Self-Structure and Self-Change: Applications to Psychological Treatment
Carolin J. Showers, Alicia Limke, and Virgil Zeigler-Hill, University of Oklahoma

This article applies a dynamic model of self-structure to self-change during psychological treatment. At the outset of treatment, many individuals may have a negative compartmentalized self-structure. That is, a wide range of perceived negative attributes are closely linked to each other within their important self-aspect categories. During treatment, these individuals may develop an evaluatively integrative structure for self-beliefs in which negative beliefs are more closely associated with positive ones to mitigate their impact. When individuals leave treatment, they may either retain their integrative self-structures (and, possibly, a more realistic view of self) or they may revert to positive compartmentalization (an easy and efficient self-structure that minimizes access to any negative self-beliefs). This model illustrates the inherent flexibility in strategies of self-organization and their implications for clinical research.

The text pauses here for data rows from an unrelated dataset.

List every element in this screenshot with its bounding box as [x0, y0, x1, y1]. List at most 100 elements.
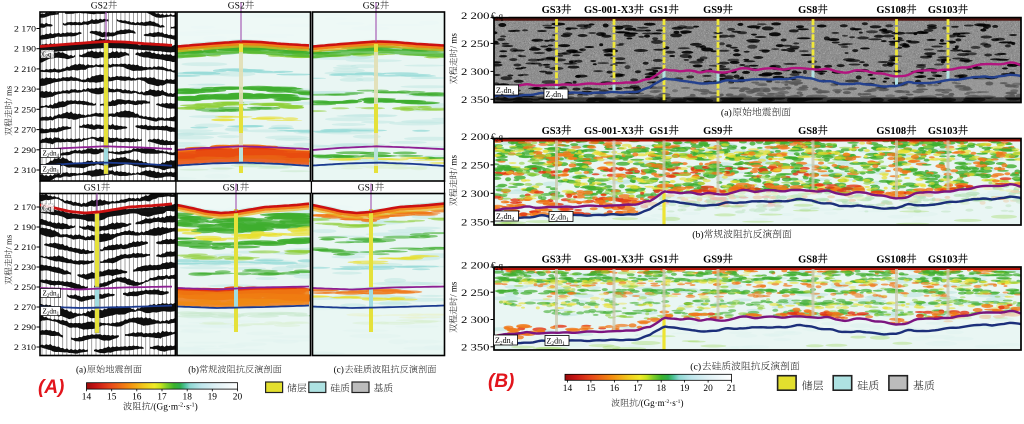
svg-text:(b): (b) [188, 365, 199, 375]
svg-text:(B): (B) [488, 371, 514, 392]
svg-text:(A): (A) [38, 377, 64, 398]
svg-text:GS8: GS8 [798, 5, 817, 16]
svg-text:2 310: 2 310 [14, 165, 37, 175]
svg-text:2 230: 2 230 [14, 84, 37, 94]
svg-text:GS2: GS2 [228, 2, 245, 12]
svg-text:GS3: GS3 [542, 5, 561, 16]
svg-text:GS-001-X3: GS-001-X3 [584, 126, 634, 137]
svg-text:(b): (b) [692, 230, 703, 241]
svg-text:GS-001-X3: GS-001-X3 [584, 5, 634, 16]
svg-text:2 170: 2 170 [14, 202, 37, 212]
svg-text:GS2: GS2 [363, 2, 380, 12]
svg-text:Z2dn4: Z2dn4 [496, 212, 515, 223]
svg-text:2 250: 2 250 [14, 104, 37, 114]
svg-text:2 200: 2 200 [461, 261, 490, 272]
svg-text:GS103: GS103 [928, 5, 958, 16]
svg-text:Z2dn4: Z2dn4 [495, 336, 514, 347]
svg-text:GS8: GS8 [798, 255, 817, 266]
svg-text:21: 21 [727, 384, 737, 394]
svg-text:2 250: 2 250 [461, 161, 490, 172]
svg-text:GS9: GS9 [703, 5, 722, 16]
svg-text:GS1: GS1 [223, 184, 240, 194]
svg-text:2 300: 2 300 [461, 67, 490, 78]
svg-text:Z2dn1: Z2dn1 [43, 166, 60, 176]
svg-text:17: 17 [633, 384, 643, 394]
svg-text:Z2dn4: Z2dn4 [43, 290, 60, 300]
svg-text:16: 16 [132, 393, 142, 403]
svg-text:2 210: 2 210 [14, 242, 37, 252]
svg-text:€2q: €2q [491, 260, 504, 271]
svg-text:2 210: 2 210 [14, 64, 37, 74]
svg-text:(a): (a) [721, 108, 732, 119]
svg-text:/(Gg·m-2·s-1): /(Gg·m-2·s-1) [151, 402, 198, 413]
svg-text:GS108: GS108 [876, 255, 906, 266]
svg-text:2 250: 2 250 [461, 39, 490, 50]
svg-text:2 300: 2 300 [461, 189, 490, 200]
svg-text:2 270: 2 270 [14, 125, 37, 135]
svg-text:2 190: 2 190 [14, 222, 37, 232]
svg-text:GS108: GS108 [876, 5, 906, 16]
svg-text:GS9: GS9 [703, 255, 722, 266]
svg-text:/ ms: / ms [4, 85, 14, 100]
svg-text:€2q: €2q [42, 51, 52, 60]
svg-text:/ ms: / ms [449, 154, 459, 170]
svg-text:2 250: 2 250 [14, 282, 37, 292]
svg-text:€2q: €2q [491, 132, 504, 143]
svg-text:Z2dn1: Z2dn1 [546, 90, 565, 101]
svg-text:17: 17 [157, 393, 167, 403]
svg-text:14: 14 [82, 393, 92, 403]
svg-text:/ ms: / ms [449, 33, 459, 49]
svg-text:2 200: 2 200 [461, 132, 490, 143]
svg-text:2 250: 2 250 [461, 288, 490, 299]
svg-text:Z2dn4: Z2dn4 [496, 86, 515, 97]
svg-text:2 200: 2 200 [461, 11, 490, 22]
svg-text:18: 18 [657, 384, 667, 394]
svg-text:GS1: GS1 [649, 126, 668, 137]
svg-text:GS3: GS3 [542, 126, 561, 137]
svg-text:16: 16 [610, 384, 620, 394]
svg-text:2 170: 2 170 [14, 24, 37, 34]
svg-text:GS1: GS1 [358, 184, 375, 194]
svg-text:2 290: 2 290 [14, 145, 37, 155]
svg-text:2 300: 2 300 [461, 315, 490, 326]
svg-text:Z2dn1: Z2dn1 [551, 213, 570, 224]
svg-text:GS8: GS8 [798, 126, 817, 137]
svg-text:19: 19 [208, 393, 218, 403]
svg-text:2 350: 2 350 [461, 95, 490, 106]
svg-text:15: 15 [586, 384, 596, 394]
svg-text:GS1: GS1 [649, 255, 668, 266]
svg-text:2 290: 2 290 [14, 322, 37, 332]
svg-text:20: 20 [703, 384, 713, 394]
svg-text:GS1: GS1 [84, 184, 101, 194]
svg-text:2 230: 2 230 [14, 262, 37, 272]
svg-text:€2q: €2q [42, 205, 52, 214]
svg-text:19: 19 [680, 384, 690, 394]
svg-text:GS3: GS3 [542, 255, 561, 266]
svg-text:GS-001-X3: GS-001-X3 [584, 255, 634, 266]
svg-text:Z2dn1: Z2dn1 [43, 308, 60, 318]
svg-text:GS103: GS103 [928, 255, 958, 266]
svg-text:2 270: 2 270 [14, 302, 37, 312]
svg-text:14: 14 [563, 384, 573, 394]
svg-text:GS2: GS2 [91, 2, 108, 12]
svg-text:(c): (c) [690, 362, 701, 373]
svg-text:Z2dn1: Z2dn1 [547, 337, 566, 348]
svg-text:2 190: 2 190 [14, 44, 37, 54]
svg-text:20: 20 [233, 393, 243, 403]
svg-text:/(Gg·m-2·s-1): /(Gg·m-2·s-1) [638, 398, 683, 408]
svg-text:GS1: GS1 [649, 5, 668, 16]
svg-text:(c): (c) [334, 365, 344, 375]
svg-text:GS9: GS9 [703, 126, 722, 137]
svg-text:15: 15 [107, 393, 117, 403]
svg-text:Z2dn4: Z2dn4 [43, 150, 60, 160]
svg-text:2 350: 2 350 [461, 342, 490, 353]
svg-text:2 310: 2 310 [14, 342, 37, 352]
svg-text:18: 18 [183, 393, 193, 403]
svg-text:/ ms: / ms [4, 234, 14, 249]
svg-text:/ ms: / ms [449, 281, 459, 297]
svg-text:2 350: 2 350 [461, 217, 490, 228]
svg-text:GS108: GS108 [876, 126, 906, 137]
svg-text:GS103: GS103 [928, 126, 958, 137]
svg-text:(a): (a) [76, 365, 86, 375]
svg-text:€2q: €2q [491, 11, 504, 22]
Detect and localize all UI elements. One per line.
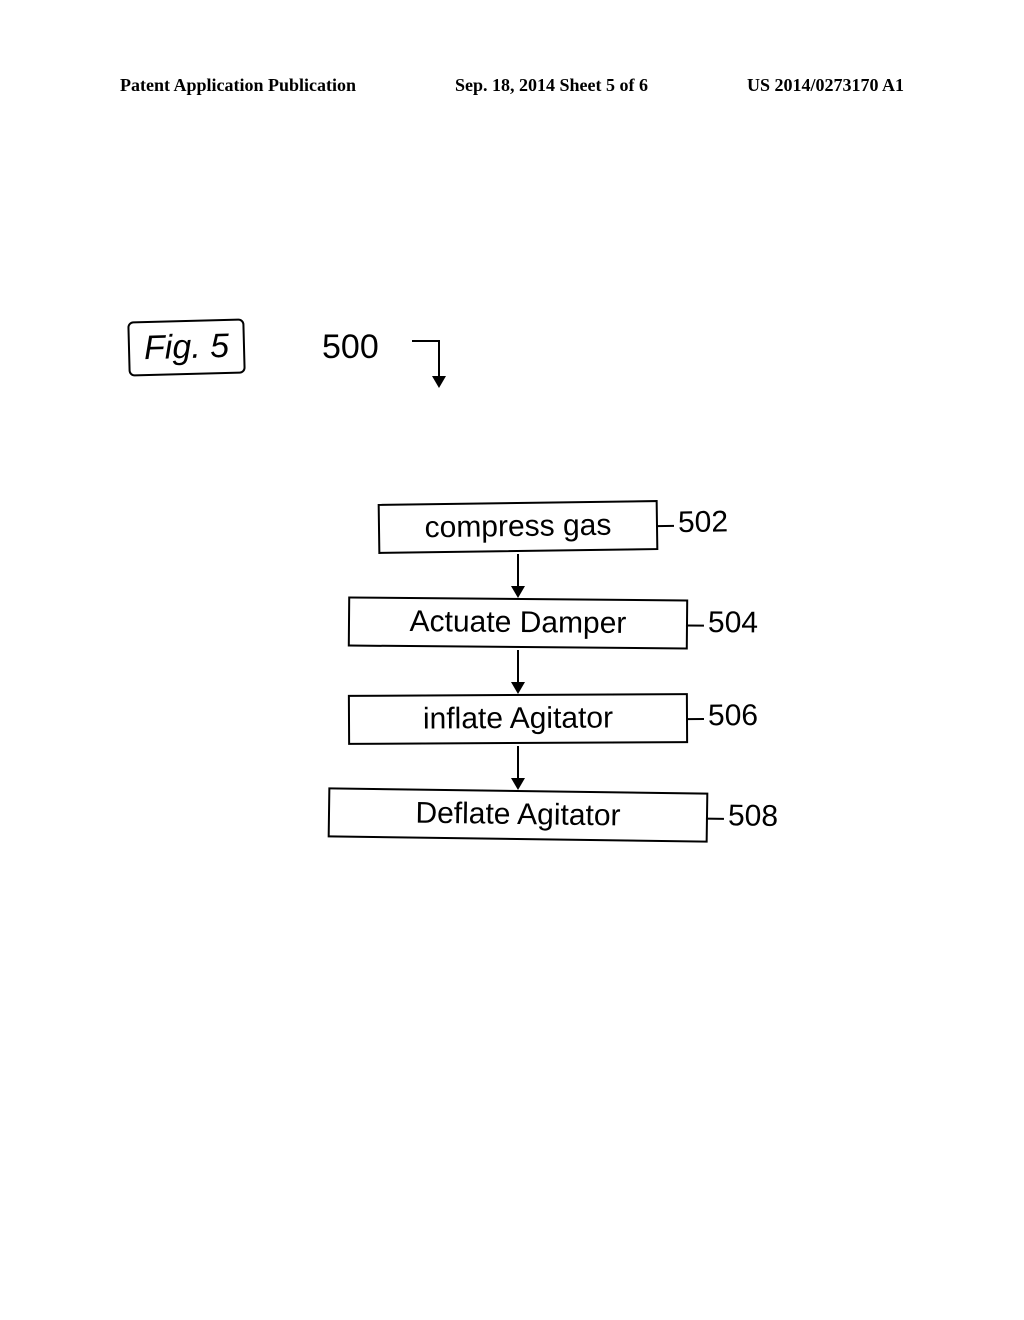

Toward an Integrative Model for CBT: Encompassing Behavior, Cognition, Affect, and Process
Walter Mischel, Columbia University

Dramatic changes in our science in recent years have profound implications for how psychologists conceptualize, assess, and treat people. I comment on these developments and the contributions to this special series, focusing on how they speak to new directions and challenges for the future of CBT. Discoveries about mind, brain, and behavior that have vitalized psychological science in the last few decades are providing insights into such directly CBT-relevant processes as memory and the construction of personal narratives, attention control, and executive functions, including planning and conflict-monitoring, emotion and self-regulation, meta-cognition, and unconscious, automatic processing, as well as the nature, organization, and expressions of important individual differences. As the understanding of the subsystems and part-processes that collectively constitute the person’s cognitive and emotional architecture escalates, it is an opportune moment to consider the implications for clinical psychology and the behavior therapies, especially CBT. I do so, drawing on work at the vanguard of the science and pointing to some of the implications for therapies committed to growing as the cognitive and behavioral sciences on which they are based evolve.